Without Dre, there’s no Snoop Dogg. At least not as we know him. There’s no Eminem. There’s no 50 Cent. There’s no Game. Sure, they’d still be around, but let’s not sugarcoat the impact Dr. Dre production played in developing their entire musical identities.
While Em’s work with The Bass Bros played pivotal in shaping his morose, carnival-esque aesthetic, Dr. Dre took that concept to the next level on The Marshall Mathers LP. His production on “Kill You” and “The Real Slim Shady” were tailor made for his protege; few producers would be able to deliver that type of artistic synergy.
His work with 50 Cent was no different. While Get Rich Or Die Tryin’ featured strong production across the board, “Heat,” “If I Can’t”, “Back Down” and of course, “In Da Club,” were among the strongest offerings. The latter remains one of the definitive songs of the early millennium, and Dre’s hypnotic, uniquely Aftermath interpretation of a club banger was yet another moment of versatility.

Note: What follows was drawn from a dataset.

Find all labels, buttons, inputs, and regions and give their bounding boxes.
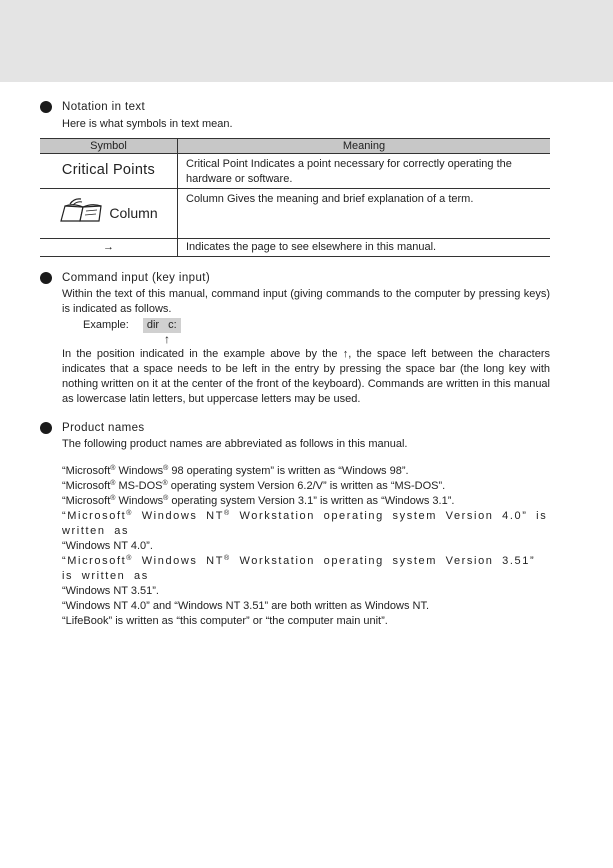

His stalwart presence even brought Obie Trice’s Cheers up a few notches, delivering one of his strongest beats ever in the whimsical, Busta Rhymes-assisted “Oh.” Speaking of Busta, Dre never failed to bring his A-Game for the New York legend; “Truck Volume,” “Break Ya Neck,” “Holla,” “Get You Some” and “Legend Of The Fall Offs” are among Dre’s most strange and sinister instrumentals.
Dre’s legacy could very well exist based solely on the merits of his solo output. Yet his mark has been felt on many-a-classic album, and one has to wonder; would those albums be classics without the musical stylings of Dr. Dre?
While the long awaited Detox never quite came to fruition, Dre’s triumphant return was marked by his third studio album Compton. Billed as a soundtrack to the then-unreleased NWA biopic, Compton bridged the gap between two generations of collaborators. Eminem, Xzibit, Ice Cube, and Snoop Dogg (Up In Smoke Tour!) held it down for the old guard, while Jon Connor, Anderson Paak, and Kendrick Lamar represented for the young bloods.
For some, the importance of Compton was brushed off, or worse, overlooked entirely. Yet for anybody who came up listening to Dre, the album was nothing short of a victory lap. At once nostalgic and personal (shout out "Talking To My Diary"), the project proved that Dre could still deliver relevant music even at the age of fifty. Think about that for a second. Dre has been in the game since 1985; the Doc has pretty much dedicated his life to the betterment of the culture. Hell, he's reinvented it on more than one occasion.
And now, on the verge of becoming hip-hop's first billionaire, Dre has long since solidified himself a place in the annals of music history. Yet for whatever reason, some remain hesitant to throw him in the GOAT conversation. Think about it. Can anybody in hip-hop ever even come close to achieving what Dr. Dre has achieved?
To put it simply, he started this gangsta shit. Time to give the man his long-overdue thanks.